With increasing awareness of Americans’ obesity, researchers have been working to discover new ways to treat the condition. Recently, Obstetrics and Gynecology Prof. Aaron Hsueh and his team of researchers discovered the hormone obestatin, which may help to provide some answers to this growing problem.

On Nov. 11, the journal Science published the research on obestatin conducted by Jian V. Zhang, a postdoctoral fellow in obstetrics and gynecology who works in Hsueh’s laboratory. Zhang is the lead author of the paper, and Johnson and Johnson Pharmaceutical Research and Development, LLC, sponsored the research.

According to Hsueh, the discovery of the appetite-inducing hormone ghrelin in 1999 gave researchers hope that they had found a way to successfully fight obesity. But after many tests, the removal of the hormone failed to provide the weight-loss response researchers were hoping for.

Obestatin is part of a category of hormones that consists of small protein molecules named peptide hormones, says a Stanford News Service article published Nov. 11. These hormones provide easy targets for the drug developers because they are easily bound to G-protein-coupled receptors (GPCRs).

GPCRs “represent targets for almost 50 percent of the drugs in the market,” Hsueh told the Stanford News Service.

One particular tool that helped Hsueh and his team of researchers isolate obestatin were data collected from the Human Genome Project, an initiative that — among other goals — aimed to identify as many genes in human DNA as possible and store them in a database. The project was completed in 2003.

Hsueh’s team analyzed some of the gene sequences in the database and found that humans and fish have a common ancestor that had a gene to control hunger. This ancestor’s gene caused it to feel hunger no matter how much it ate.

As an example of this characteristic, Hsueh says, “You can feed goldfish to death, and they’ll keep eating and never feel full.”

As organisms evolved from this common ancestor, they became more capable of deciding whether or not to eat, according to Hsueh. Eventually, they could feel full when they’d eaten enough.

While they were comparing the ancestor’s gene sequences with those of other species, Hsueh and his team located obestatin. According to Zhang, the hormone was discovered mainly because it was a gene that was “preserved” through the evolution of this ancestor.

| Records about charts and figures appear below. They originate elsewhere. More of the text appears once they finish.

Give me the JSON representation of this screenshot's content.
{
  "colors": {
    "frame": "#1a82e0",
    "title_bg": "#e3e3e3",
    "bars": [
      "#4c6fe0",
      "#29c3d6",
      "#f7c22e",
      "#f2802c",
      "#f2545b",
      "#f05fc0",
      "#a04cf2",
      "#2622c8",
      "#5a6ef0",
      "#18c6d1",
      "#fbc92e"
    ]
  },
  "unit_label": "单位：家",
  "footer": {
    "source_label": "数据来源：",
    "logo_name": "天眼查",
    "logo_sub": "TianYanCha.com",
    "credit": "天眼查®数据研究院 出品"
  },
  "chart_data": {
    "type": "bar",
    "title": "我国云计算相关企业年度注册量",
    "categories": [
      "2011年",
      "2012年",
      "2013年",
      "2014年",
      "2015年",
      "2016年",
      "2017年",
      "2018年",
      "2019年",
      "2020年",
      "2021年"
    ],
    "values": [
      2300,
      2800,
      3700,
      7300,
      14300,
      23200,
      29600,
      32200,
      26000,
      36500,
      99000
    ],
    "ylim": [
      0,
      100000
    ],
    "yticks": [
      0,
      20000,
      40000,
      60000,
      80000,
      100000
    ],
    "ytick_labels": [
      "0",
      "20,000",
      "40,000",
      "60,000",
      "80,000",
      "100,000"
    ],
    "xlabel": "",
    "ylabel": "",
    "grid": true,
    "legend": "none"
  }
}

Hsueh says the most surprising finding is that obestatin — which suppresses hunger — was found in the same gene that holds ghrelin, a substance traditionally thought to help control body weight. The discovery of two hormones on one gene sequence is an incredibly rare occurrence, Hsueh says. The fact that this particular sequence holds both ghrelin and obestatin, two opposing hormones, is in fact remarkable.

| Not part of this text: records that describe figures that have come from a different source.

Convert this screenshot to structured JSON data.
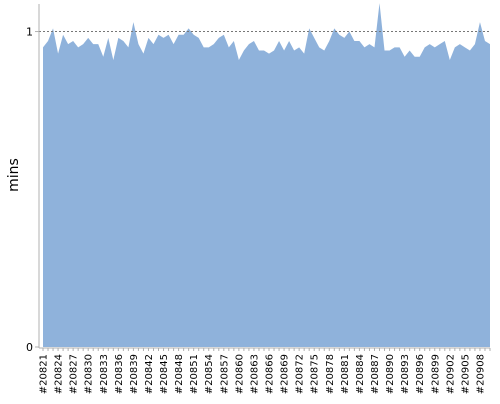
{
  "chart_data": {
    "type": "area",
    "title": "",
    "xlabel": "",
    "ylabel": "mins",
    "ylim": [
      0,
      1.1
    ],
    "yticks": [
      0,
      1
    ],
    "reference_line": 1,
    "fill_color": "#8fb2db",
    "grid": false,
    "series": [
      {
        "values": [
          0.95,
          0.97,
          1.01,
          0.93,
          0.99,
          0.96,
          0.97,
          0.95,
          0.96,
          0.98,
          0.96,
          0.96,
          0.92,
          0.98,
          0.91,
          0.98,
          0.97,
          0.95,
          1.03,
          0.96,
          0.93,
          0.98,
          0.96,
          0.99,
          0.98,
          0.99,
          0.96,
          0.99,
          0.99,
          1.01,
          0.99,
          0.98,
          0.95,
          0.95,
          0.96,
          0.98,
          0.99,
          0.95,
          0.97,
          0.91,
          0.94,
          0.96,
          0.97,
          0.94,
          0.94,
          0.93,
          0.94,
          0.97,
          0.94,
          0.97,
          0.94,
          0.95,
          0.93,
          1.01,
          0.98,
          0.95,
          0.94,
          0.97,
          1.01,
          0.99,
          0.98,
          1.0,
          0.97,
          0.97,
          0.95,
          0.96,
          0.95,
          1.09,
          0.94,
          0.94,
          0.95,
          0.95,
          0.92,
          0.94,
          0.92,
          0.92,
          0.95,
          0.96,
          0.95,
          0.96,
          0.97,
          0.91,
          0.95,
          0.96,
          0.95,
          0.94,
          0.96,
          1.03,
          0.97,
          0.96
        ]
      }
    ],
    "x_tick_labels": [
      "#20821",
      "#20824",
      "#20827",
      "#20830",
      "#20833",
      "#20836",
      "#20839",
      "#20842",
      "#20845",
      "#20848",
      "#20851",
      "#20854",
      "#20857",
      "#20860",
      "#20863",
      "#20866",
      "#20869",
      "#20872",
      "#20875",
      "#20878",
      "#20881",
      "#20884",
      "#20887",
      "#20890",
      "#20893",
      "#20896",
      "#20899",
      "#20902",
      "#20905",
      "#20908"
    ]
  }
}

The two hormones work together to control appetite, according to the Stanford News Service. As an organism eats, ghrelin informs the body that it needs food, whereas obestatin quells hunger when the body is full. Removal of the gene would eliminate both hormones as well as their effects.

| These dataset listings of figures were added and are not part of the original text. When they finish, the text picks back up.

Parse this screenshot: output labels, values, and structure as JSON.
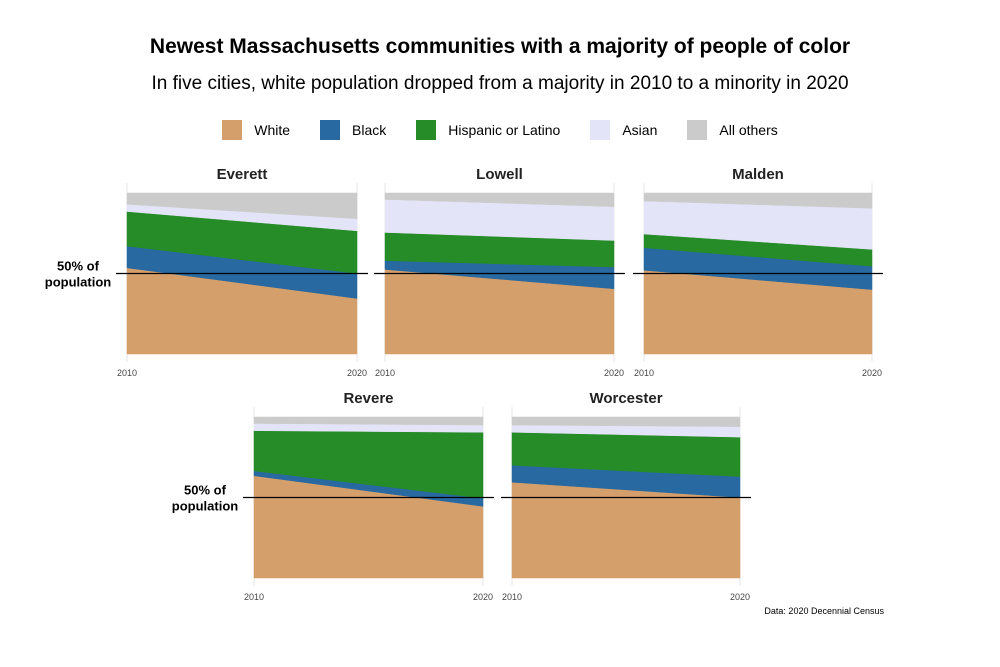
{
  "title": "Newest Massachusetts communities with a majority of people of color",
  "subtitle": "In five cities, white population dropped from a majority in 2010 to a minority in 2020",
  "legend": [
    {
      "label": "White",
      "color": "#d59f6b"
    },
    {
      "label": "Black",
      "color": "#2769a0"
    },
    {
      "label": "Hispanic or Latino",
      "color": "#258c27"
    },
    {
      "label": "Asian",
      "color": "#e4e4f8"
    },
    {
      "label": "All others",
      "color": "#cbcbcb"
    }
  ],
  "reference_line_label": [
    "50% of",
    "population"
  ],
  "caption": "Data: 2020 Decennial Census",
  "chart_data": {
    "type": "area",
    "stacked": true,
    "x": [
      "2010",
      "2020"
    ],
    "ylim": [
      0,
      100
    ],
    "reference_line": 50,
    "series_names": [
      "White",
      "Black",
      "Hispanic or Latino",
      "Asian",
      "All others"
    ],
    "panels": [
      {
        "city": "Everett",
        "values": {
          "White": [
            53.5,
            34.5
          ],
          "Black": [
            13.5,
            15.5
          ],
          "Hispanic or Latino": [
            21.5,
            26.5
          ],
          "Asian": [
            4.5,
            7.5
          ],
          "All others": [
            7.0,
            16.0
          ]
        }
      },
      {
        "city": "Lowell",
        "values": {
          "White": [
            52.5,
            40.5
          ],
          "Black": [
            5.5,
            13.5
          ],
          "Hispanic or Latino": [
            17.5,
            16.5
          ],
          "Asian": [
            20.5,
            21.0
          ],
          "All others": [
            4.0,
            8.5
          ]
        }
      },
      {
        "city": "Malden",
        "values": {
          "White": [
            52.0,
            40.0
          ],
          "Black": [
            14.0,
            14.5
          ],
          "Hispanic or Latino": [
            8.5,
            10.5
          ],
          "Asian": [
            20.5,
            25.5
          ],
          "All others": [
            5.0,
            9.5
          ]
        }
      },
      {
        "city": "Revere",
        "values": {
          "White": [
            63.5,
            44.5
          ],
          "Black": [
            3.0,
            5.0
          ],
          "Hispanic or Latino": [
            25.0,
            41.0
          ],
          "Asian": [
            4.5,
            4.5
          ],
          "All others": [
            4.0,
            5.0
          ]
        }
      },
      {
        "city": "Worcester",
        "values": {
          "White": [
            59.5,
            50.0
          ],
          "Black": [
            10.5,
            13.0
          ],
          "Hispanic or Latino": [
            20.5,
            24.5
          ],
          "Asian": [
            4.5,
            6.5
          ],
          "All others": [
            5.0,
            6.0
          ]
        }
      }
    ]
  }
}
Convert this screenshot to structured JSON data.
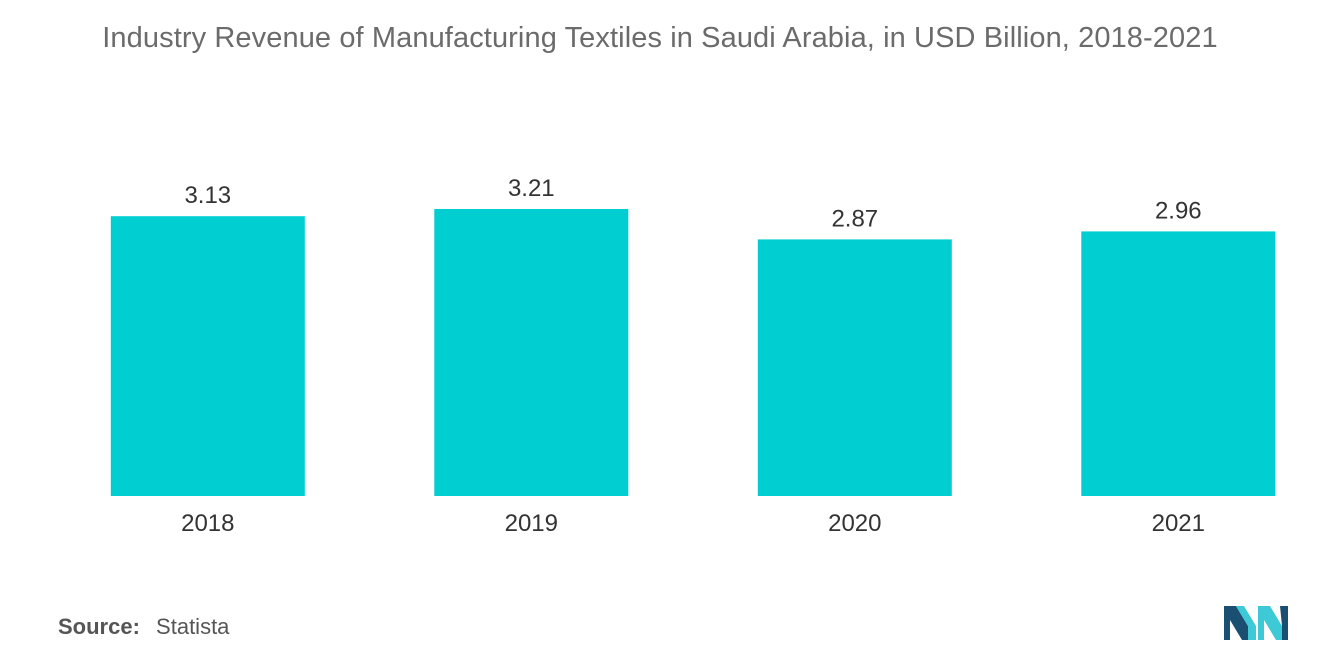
{
  "chart_data": {
    "type": "bar",
    "title": "Industry Revenue of Manufacturing Textiles in Saudi Arabia, in USD Billion, 2018-2021",
    "categories": [
      "2018",
      "2019",
      "2020",
      "2021"
    ],
    "values": [
      3.13,
      3.21,
      2.87,
      2.96
    ],
    "data_labels": [
      "3.13",
      "3.21",
      "2.87",
      "2.96"
    ],
    "xlabel": "",
    "ylabel": "",
    "ylim": [
      0,
      3.21
    ],
    "grid": false,
    "legend": "none",
    "bar_color": "#00CED1"
  },
  "source": {
    "label": "Source:",
    "value": "Statista"
  },
  "logo": {
    "icon": "mordor-intelligence-logo",
    "colors": [
      "#1b4f72",
      "#3ec9d6"
    ]
  }
}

“When we inject obestatin into a ventricle, we can see the effect almost immediately,” Hsueh explains. “It decreases food intake. The command for this action might come from the brain, or it could be produced locally, we don’t know. However, when we inject it into the whole animal, we see a decrease in food intake. When we take the small intestine out and look at [its] spontaneous contractions, you can add obestatin. When the intestine does not contract, the food will not move down. Therefore, you feel full already because [the food] stays right there.”

Zhang adds that obestatin seems like it could be an effective cure for obesity because when it was injected into mice, they found “that the peptide decreased the body weight of the mice by 10 to 20 percent after long term injections.”

And Hsueh says that “there are more than a dozen hormones regulating the overall process of eating. The discovery of obestatin is part of a bigger puzzle, especially for [those with] extreme obese situations. I think psychology is a major influencer in this and the discovery of obestatin is not going to solve those psychological issues.”

Zhang says she agrees that “lots of things can affect appetite. A sad mood can affect appetite. We have to test whether it really is the peptide and not some other influencing factor. We have to further test these possibilities.”

According to Zhang, the team is working on a treatment for obesity. Hopefully obestatin can help in the development of drugs that will one day reduce unhealthy cases of obesity across the country.